Very, very few artists could pull off a show of this scale and with this framing – 10 of her 11 albums are given their own section of this Wembley Stadium show with bespoke staging, outfits and moods – but Swift has the dedication and adoration of a legion of fans (as well as the money) to dive deep into her own lore and put on a mesmerising show which never goes at less than 100mph.

Taylor Swift
Taylor Swift performing at London’s Wembley Stadium on June 21, 2024 (Picture: Aaron Parsons for Rolling Stone UK)

For Folklore and Evermore, Swift sits atop a mossy cabin, while the new Tortured Poets Department section sees her go full Broadway, reanimated from a slumber by her effervescent backing dancers – dressed as mimes – before album highlight ‘I Can Do It with a Broken Heart’. If there were worries that these three albums may not translate to stadium environments, once again it’s her fans that carry her through. Even the most delicate, intimate tracks – Evermore’s ‘Marjorie’ in particular – are screamed back at her fervently, with little to no disconnect as a result. Though a Swift tour of theatres performing Folklore and Evermore is still an enticing prospect, the songs more than hold their own on this vast scale.

As well as a marvel of songwriting and creativity, The Eras Tour is also astonishing for Swift’s pure stamina. Though she exits the stage for costume changes in between each era, she is rarely out of view for more than a minute at a time across the three-and-a-half hour show, before popping up and gliding her way across the huge stage and walkways again, never letting her voice suffer as a result. A swarm of dancers surround her at all times, inhabiting her past selves excellently: it makes for a brilliant feat of acting as well as live performance.

Taylor Swift
Taylor Swift performing at London’s Wembley Stadium on June 21, 2024 (Picture: Aaron Parsons for Rolling Stone UK)

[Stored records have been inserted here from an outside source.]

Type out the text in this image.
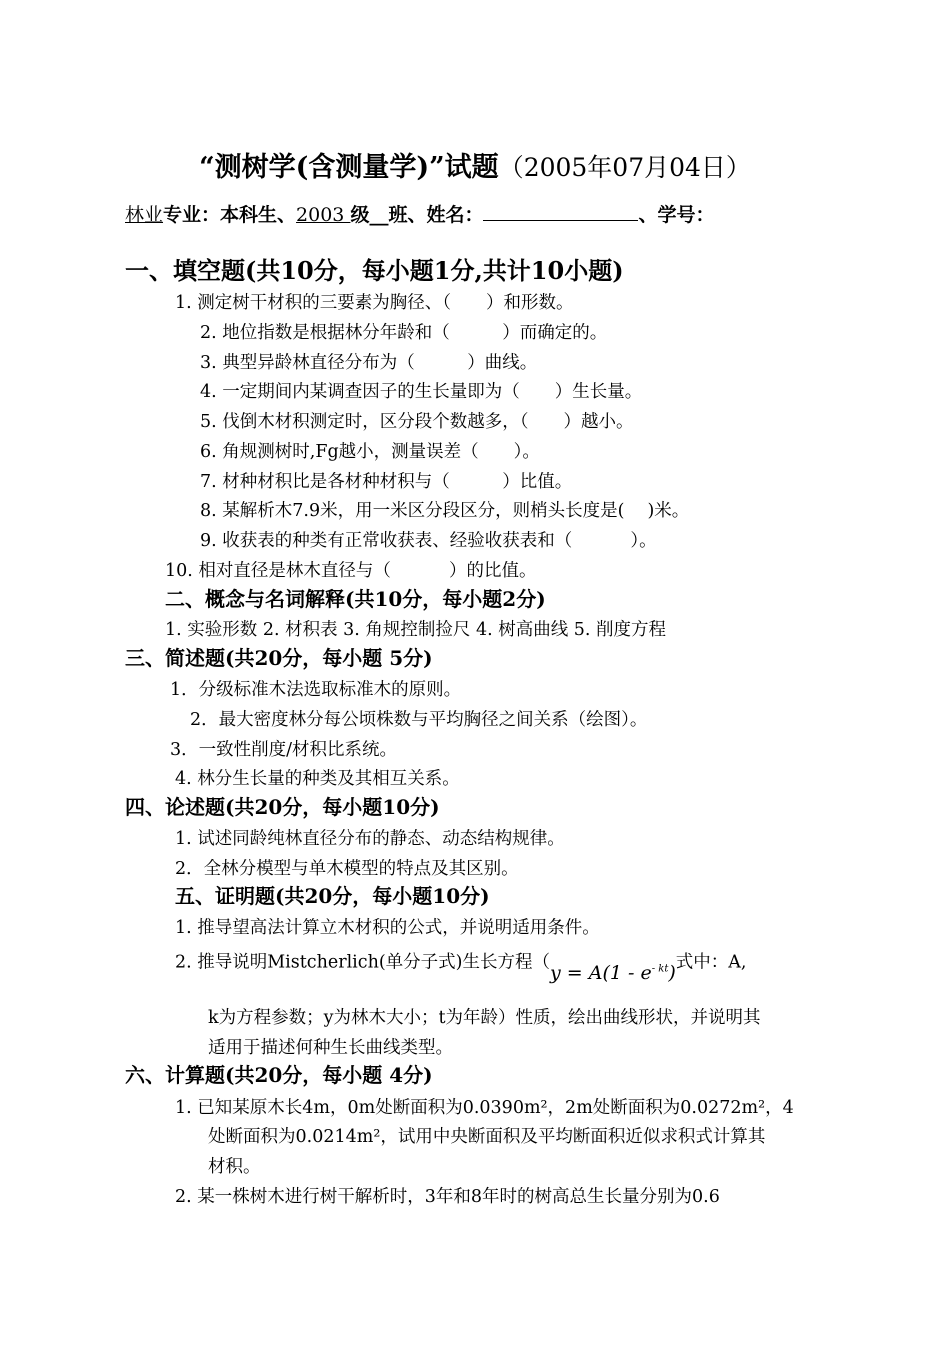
“测树学(含测量学)”试题（2005年07月04日）
林业专业：本科生、2003 级__班、姓名：	、学号：
一、填空题(共10分，每小题1分,共计10小题)
1. 测定树干材积的三要素为胸径、（　　）和形数。
2. 地位指数是根据林分年龄和（　　　）而确定的。
3. 典型异龄林直径分布为（　　　）曲线。
4. 一定期间内某调查因子的生长量即为（　　）生长量。
5. 伐倒木材积测定时，区分段个数越多，（　　）越小。
6. 角规测树时,Fg越小，测量误差（　　）。
7. 材种材积比是各材种材积与（　　　）比值。
8. 某解析木7.9米，用一米区分段区分，则梢头长度是(　 )米。
9. 收获表的种类有正常收获表、经验收获表和（　　　 ）。
10. 相对直径是林木直径与（　　　 ）的比值。
二、概念与名词解释(共10分，每小题2分)
1. 实验形数 2. 材积表 3. 角规控制捡尺 4. 树高曲线 5. 削度方程
三、简述题(共20分，每小题 5分)
1．分级标准木法选取标准木的原则。
2．最大密度林分每公顷株数与平均胸径之间关系（绘图）。
3．一致性削度/材积比系统。
4. 林分生长量的种类及其相互关系。
四、论述题(共20分，每小题10分)
1. 试述同龄纯林直径分布的静态、动态结构规律。
2．全林分模型与单木模型的特点及其区别。
五、证明题(共20分，每小题10分)
1. 推导望高法计算立木材积的公式，并说明适用条件。
2. 推导说明Mistcherlich(单分子式)生长方程（$y = A(1 - e^{- kt})$式中：A,
k为方程参数；y为林木大小；t为年龄）性质，绘出曲线形状，并说明其
适用于描述何种生长曲线类型。
六、计算题(共20分，每小题 4分)
1. 已知某原木长4m，0m处断面积为0.0390m²，2m处断面积为0.0272m²，4
处断面积为0.0214m²，试用中央断面积及平均断面积近似求积式计算其
材积。
2. 某一株树木进行树干解析时，3年和8年时的树高总生长量分别为0.6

While the tour traverses all eras of Swift’s career, her more recent albums are given far more airtime. The set begins with a five-track trip through 2019’s Lover (the album she couldn’t tour due to the pandemic), and ends with 13 tracks across 2022’s Midnights and The Tortured Poets Department. While all are rapturously received, it does occasionally make for slightly uneven pacing. The resurgent hit ‘Cruel Summer’ anchors the first section of the set, but the show’s emotional apex arrives a little early with 1989’s hit-packed run of ‘Style’, ‘Blank Space’ and ‘Shake It Off’ over an hour before she finally exits the stage. Though there aren’t many casual Swift fans in attendance at all, there’s a slight sense that they may be waning in the drawn out final two eras.

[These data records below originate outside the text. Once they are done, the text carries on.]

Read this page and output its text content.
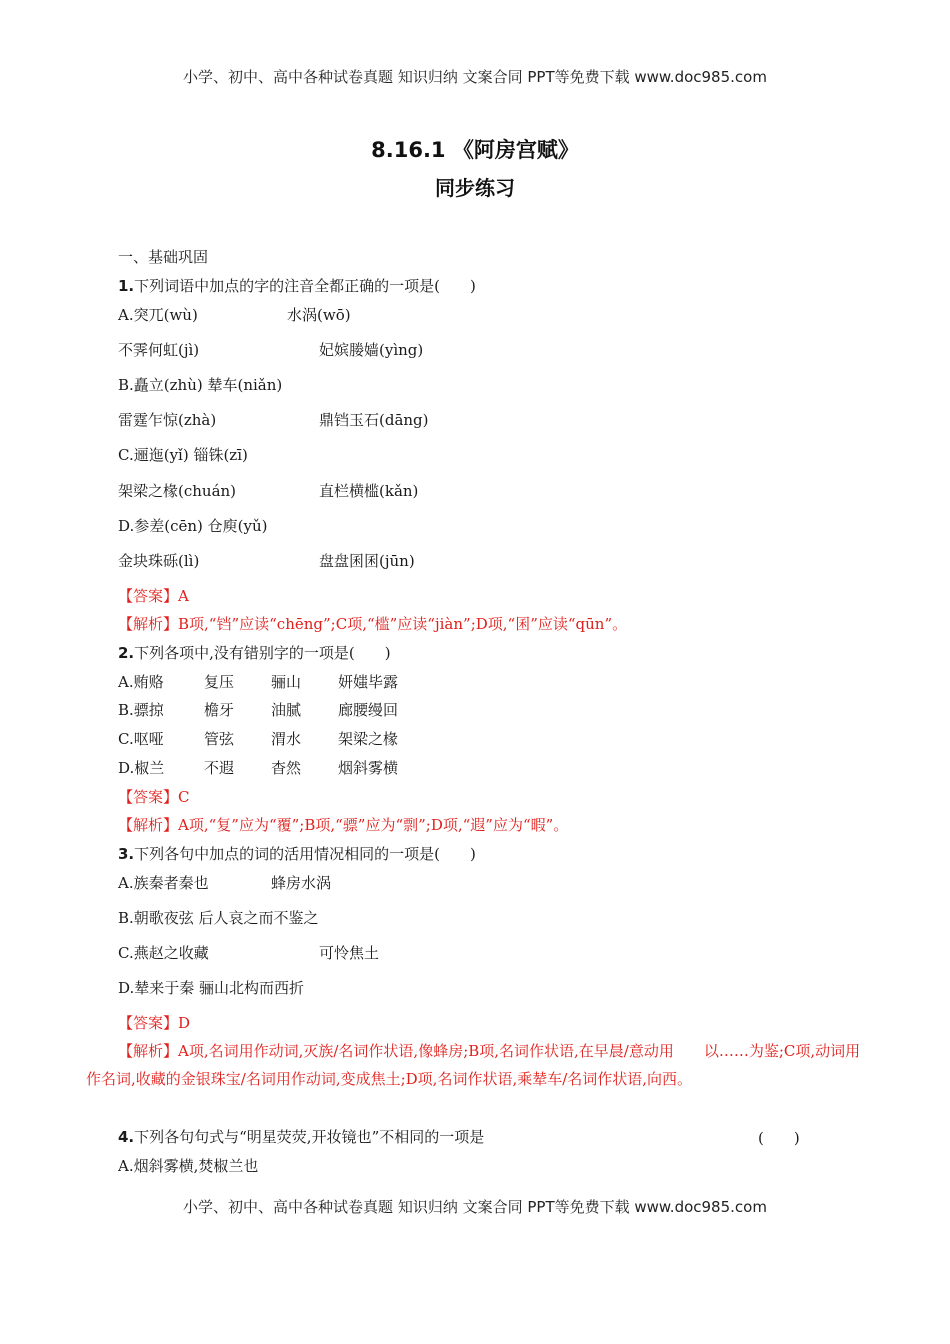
小学、初中、高中各种试卷真题 知识归纳 文案合同 PPT等免费下载 www.doc985.com
8.16.1 《阿房宫赋》
同步练习
一、基础巩固
1.下列词语中加点的字的注音全都正确的一项是(　　)
A.突兀(wù)	水涡(wō)
不霁何虹(jì)	妃嫔媵嫱(yìng)
B.矗立(zhù) 辇车(niǎn)
雷霆乍惊(zhà)	鼎铛玉石(dāng)
C.逦迤(yǐ) 锱铢(zī)
架梁之椽(chuán)	直栏横槛(kǎn)
D.参差(cēn) 仓庾(yǔ)
金块珠砾(lì)	盘盘囷囷(jūn)
【答案】A
【解析】B项,“铛”应读“chēng”;C项,“槛”应读“jiàn”;D项,“囷”应读“qūn”。
2.下列各项中,没有错别字的一项是(　　)
A.贿赂	复压 骊山 妍媸毕露
B.骠掠	檐牙 油腻 廊腰缦回
C.呕哑	管弦 渭水 架梁之椽
D.椒兰	不遐 杳然 烟斜雾横
【答案】C
【解析】A项,“复”应为“覆”;B项,“骠”应为“剽”;D项,“遐”应为“暇”。
3.下列各句中加点的词的活用情况相同的一项是(　　)
A.族秦者秦也	蜂房水涡
B.朝歌夜弦 后人哀之而不鉴之
C.燕赵之收藏	可怜焦土
D.辇来于秦 骊山北构而西折
【答案】D
【解析】A项,名词用作动词,灭族/名词作状语,像蜂房;B项,名词作状语,在早晨/意动用　　以……为鉴;C项,动词用作名词,收藏的金银珠宝/名词用作动词,变成焦土;D项,名词作状语,乘辇车/名词作状语,向西。
4.下列各句句式与“明星荧荧,开妆镜也”不相同的一项是	(　　)
A.烟斜雾横,焚椒兰也
小学、初中、高中各种试卷真题 知识归纳 文案合同 PPT等免费下载 www.doc985.com
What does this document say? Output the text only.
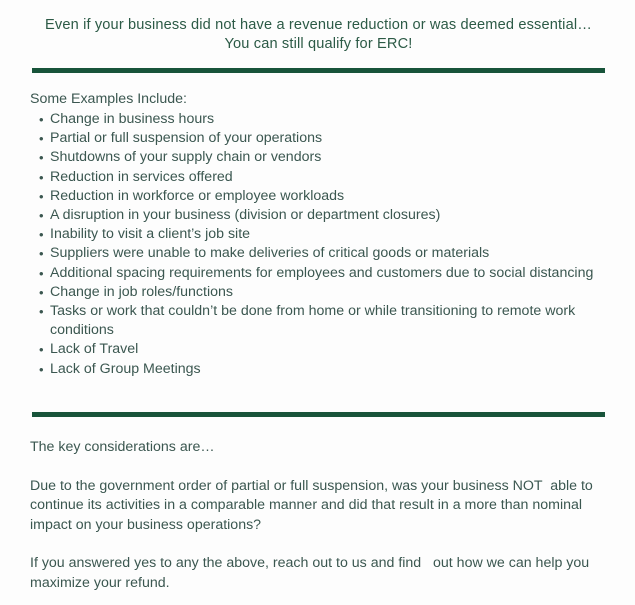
Even if your business did not have a revenue reduction or was deemed essential…
You can still qualify for ERC!
Some Examples Include:
• Change in business hours
• Partial or full suspension of your operations
• Shutdowns of your supply chain or vendors
• Reduction in services offered
• Reduction in workforce or employee workloads
• A disruption in your business (division or department closures)
• Inability to visit a client’s job site
• Suppliers were unable to make deliveries of critical goods or materials
• Additional spacing requirements for employees and customers due to social distancing
• Change in job roles/functions
• Tasks or work that couldn’t be done from home or while transitioning to remote work conditions
• Lack of Travel
• Lack of Group Meetings

The key considerations are…

Due to the government order of partial or full suspension, was your business NOT  able to continue its activities in a comparable manner and did that result in a more than nominal impact on your business operations?

If you answered yes to any the above, reach out to us and find   out how we can help you maximize your refund.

By design, very little about The Eras Tour is casual though. No artist alive has the ability to dive so deep into their own lore and pull it off on such a massive scale. With countless easter eggs, a wonderful and warming culture of outfit creation, and stage production on a scale rarely seen, the tour is a cultural behemoth just like Swift. It’s hard to tell yet whether these shows will mark the end of Swift’s imperial, ubiquitous phase, but whether she retreats into the shadows now or not, this will surely go down as the apex of her startling career.